Die Anfahrt per Bahn und Bussen gelang ohne größere Behinderung. Die mit dem Zug anreisenden Demonstranten wurden dann aber am Bahnhof festgehalten. Es wurde von der Polizei schon bei der Einfahrt des Zuges ständig gefilmt. Das Filmen und Fotografieren wurde von der Polizei den ganzen Tag ununterbrochen durchgeführt. Zudem waren mehrere Polizeihunde im Einsatz.

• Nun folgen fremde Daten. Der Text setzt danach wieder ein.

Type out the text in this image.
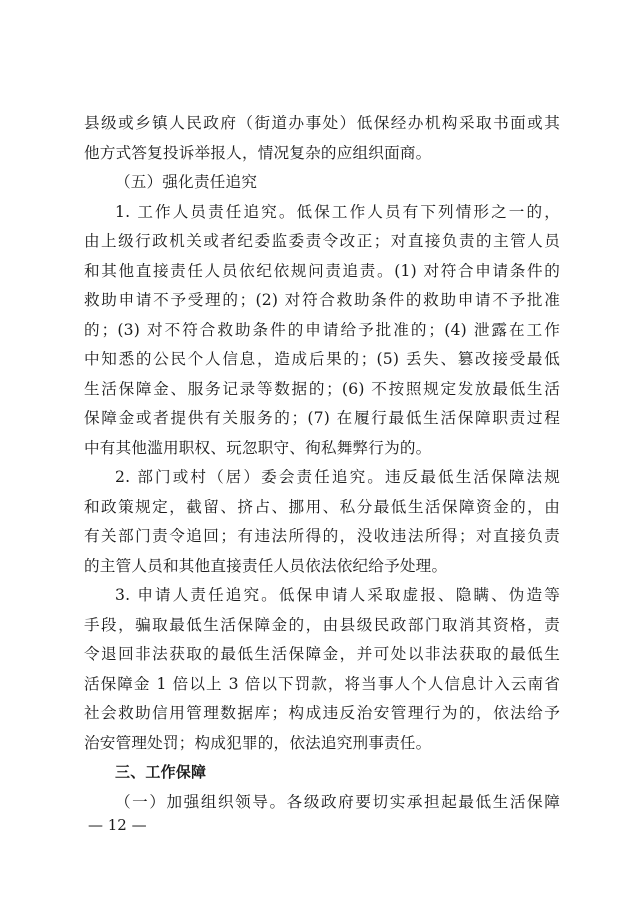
县级或乡镇人民政府（街道办事处）低保经办机构采取书面或其
他方式答复投诉举报人，情况复杂的应组织面商。
（五）强化责任追究
1. 工作人员责任追究。低保工作人员有下列情形之一的，
由上级行政机关或者纪委监委责令改正；对直接负责的主管人员
和其他直接责任人员依纪依规问责追责。(1) 对符合申请条件的
救助申请不予受理的；(2) 对符合救助条件的救助申请不予批准
的；(3) 对不符合救助条件的申请给予批准的；(4) 泄露在工作
中知悉的公民个人信息，造成后果的；(5) 丢失、篡改接受最低
生活保障金、服务记录等数据的；(6) 不按照规定发放最低生活
保障金或者提供有关服务的；(7) 在履行最低生活保障职责过程
中有其他滥用职权、玩忽职守、徇私舞弊行为的。
2. 部门或村（居）委会责任追究。违反最低生活保障法规
和政策规定，截留、挤占、挪用、私分最低生活保障资金的，由
有关部门责令追回；有违法所得的，没收违法所得；对直接负责
的主管人员和其他直接责任人员依法依纪给予处理。
3. 申请人责任追究。低保申请人采取虚报、隐瞒、伪造等
手段，骗取最低生活保障金的，由县级民政部门取消其资格，责
令退回非法获取的最低生活保障金，并可处以非法获取的最低生
活保障金 1 倍以上 3 倍以下罚款，将当事人个人信息计入云南省
社会救助信用管理数据库；构成违反治安管理行为的，依法给予
治安管理处罚；构成犯罪的，依法追究刑事责任。
— 12 —
三、工作保障
（一）加强组织领导。各级政府要切实承担起最低生活保障
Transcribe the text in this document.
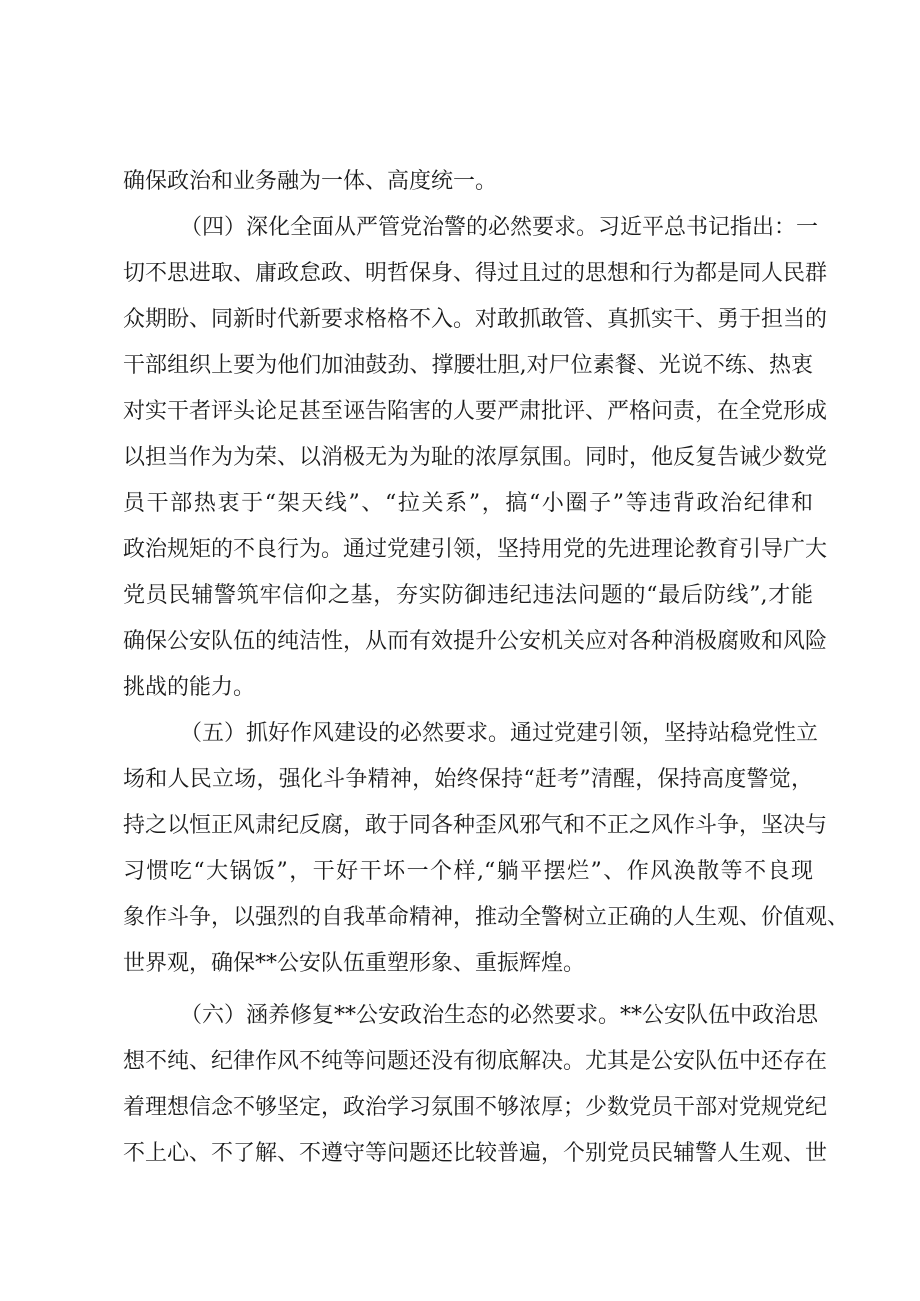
确保政治和业务融为一体、高度统一。
（四）深化全面从严管党治警的必然要求。习近平总书记指出：一
切不思进取、庸政怠政、明哲保身、得过且过的思想和行为都是同人民群
众期盼、同新时代新要求格格不入。对敢抓敢管、真抓实干、勇于担当的
干部组织上要为他们加油鼓劲、撑腰壮胆,对尸位素餐、光说不练、热衷
对实干者评头论足甚至诬告陷害的人要严肃批评、严格问责，在全党形成
以担当作为为荣、以消极无为为耻的浓厚氛围。同时，他反复告诫少数党
员干部热衷于“架天线”、“拉关系”，搞“小圈子”等违背政治纪律和
政治规矩的不良行为。通过党建引领，坚持用党的先进理论教育引导广大
党员民辅警筑牢信仰之基，夯实防御违纪违法问题的“最后防线”,才能
确保公安队伍的纯洁性，从而有效提升公安机关应对各种消极腐败和风险
挑战的能力。
（五）抓好作风建设的必然要求。通过党建引领，坚持站稳党性立
场和人民立场，强化斗争精神，始终保持“赶考”清醒，保持高度警觉，
持之以恒正风肃纪反腐，敢于同各种歪风邪气和不正之风作斗争，坚决与
习惯吃“大锅饭”，干好干坏一个样,“躺平摆烂”、作风涣散等不良现
象作斗争，以强烈的自我革命精神，推动全警树立正确的人生观、价值观、
世界观，确保**公安队伍重塑形象、重振辉煌。
（六）涵养修复**公安政治生态的必然要求。**公安队伍中政治思
想不纯、纪律作风不纯等问题还没有彻底解决。尤其是公安队伍中还存在
着理想信念不够坚定，政治学习氛围不够浓厚；少数党员干部对党规党纪
不上心、不了解、不遵守等问题还比较普遍，个别党员民辅警人生观、世
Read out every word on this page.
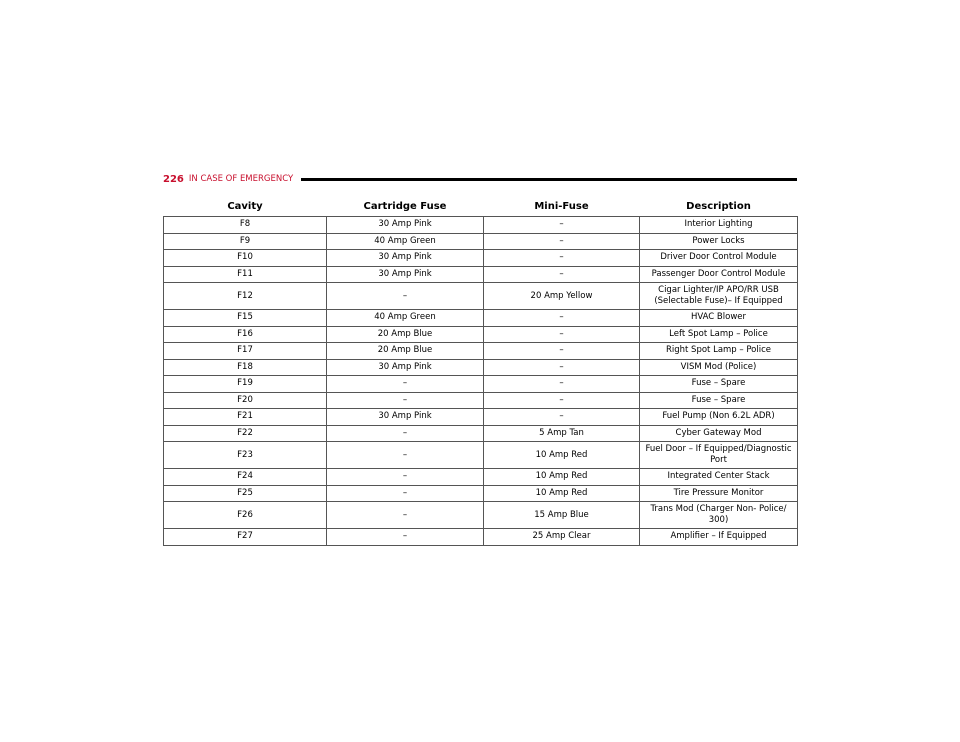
226 IN CASE OF EMERGENCY
Cavity	Cartridge Fuse	Mini-Fuse	Description
F8	30 Amp Pink	–	Interior Lighting
F9	40 Amp Green	–	Power Locks
F10	30 Amp Pink	–	Driver Door Control Module
F11	30 Amp Pink	–	Passenger Door Control Module
F12	–	20 Amp Yellow	Cigar Lighter/IP APO/RR USB (Selectable Fuse)– If Equipped
F15	40 Amp Green	–	HVAC Blower
F16	20 Amp Blue	–	Left Spot Lamp – Police
F17	20 Amp Blue	–	Right Spot Lamp – Police
F18	30 Amp Pink	–	VISM Mod (Police)
F19	–	–	Fuse – Spare
F20	–	–	Fuse – Spare
F21	30 Amp Pink	–	Fuel Pump (Non 6.2L ADR)
F22	–	5 Amp Tan	Cyber Gateway Mod
F23	–	10 Amp Red	Fuel Door – If Equipped/Diagnostic Port
F24	–	10 Amp Red	Integrated Center Stack
F25	–	10 Amp Red	Tire Pressure Monitor
F26	–	15 Amp Blue	Trans Mod (Charger Non- Police/ 300)
F27	–	25 Amp Clear	Amplifier – If Equipped
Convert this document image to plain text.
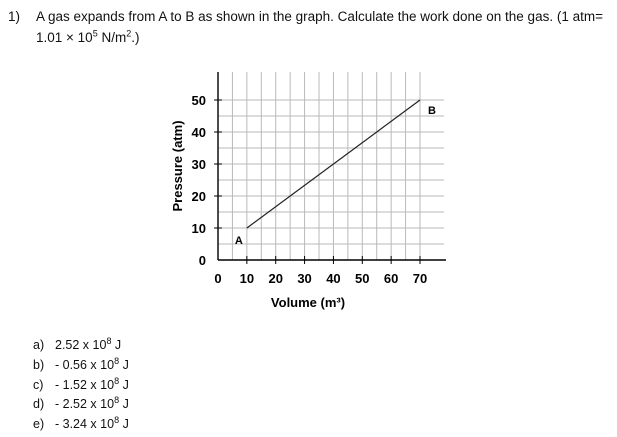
1) A gas expands from A to B as shown in the graph. Calculate the work done on the gas. (1 atm=
$1.01 \times 10^5$ $N/m^2$.)
0
10
20
30
40
50
0 10 20 30 40 50 60 70
A
B
Volume (m³)
Pressure (atm)
a) 2.52 x $10^8$ J
b) - 0.56 x $10^8$ J
c) - 1.52 x $10^8$ J
d) - 2.52 x $10^8$ J
e) - 3.24 x $10^8$ J
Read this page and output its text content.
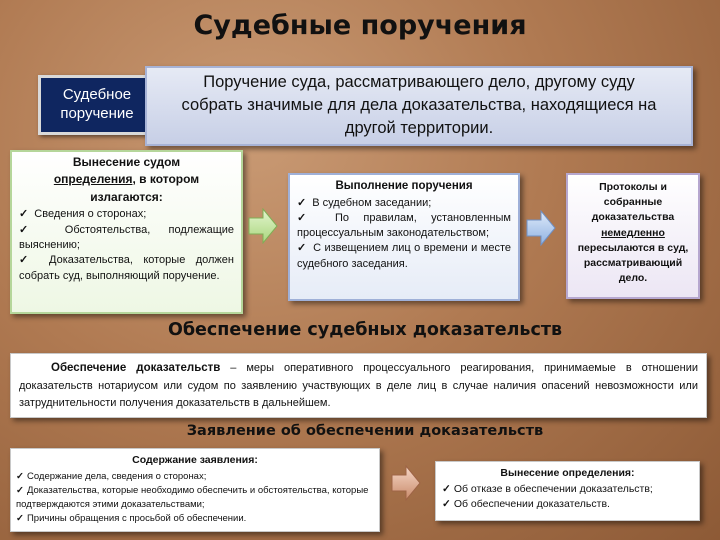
Судебные поручения
Судебное поручение
Поручение суда, рассматривающего дело, другому суду собрать значимые для дела доказательства, находящиеся на другой территории.
Вынесение судом
определения, в котором излагаются:
✓ Сведения о сторонах;
✓ Обстоятельства, подлежащие выяснению;
✓ Доказательства, которые должен собрать суд, выполняющий поручение.
Выполнение поручения
✓ В судебном заседании;
✓ По правилам, установленным процессуальным законодательством;
✓ С извещением лиц о времени и месте судебного заседания.
Протоколы и собранные доказательства немедленно пересылаются в суд, рассматривающий дело.
Обеспечение судебных доказательств
Обеспечение доказательств – меры оперативного процессуального реагирования, принимаемые в отношении доказательств нотариусом или судом по заявлению участвующих в деле лиц в случае наличия опасений невозможности или затруднительности получения доказательств в дальнейшем.
Заявление об обеспечении доказательств
Содержание заявления:
✓ Содержание дела, сведения о сторонах;
✓ Доказательства, которые необходимо обеспечить и обстоятельства, которые подтверждаются этими доказательствами;
✓ Причины обращения с просьбой об обеспечении.
Вынесение определения:
✓ Об отказе в обеспечении доказательств;
✓ Об обеспечении доказательств.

Ab 9:40Uhr wurde der Bahnsteig von den Polizeikräften, unter Einsatz von massivem Zwang, geräumt. Dabei kam es zu mehreren brutalen Festnahmen. Einige Demonstranten wurden die Unterführungstreppe hinunter gestoßen. Nach der Ausleitung aus dem Bahnhof wurden die Gegendemonstranten (zwischen 400 und 500 Personen) in einem abgesperrten Bereich um zirka 10:15 Uhr eingekesselt. Dieser Polizeikessel wurde bis zirka 18 Uhr gehalten. Während dieser Zeit standen bis auf wenige Ausnahmen weder Toiletten noch Wasser zur Verfügung.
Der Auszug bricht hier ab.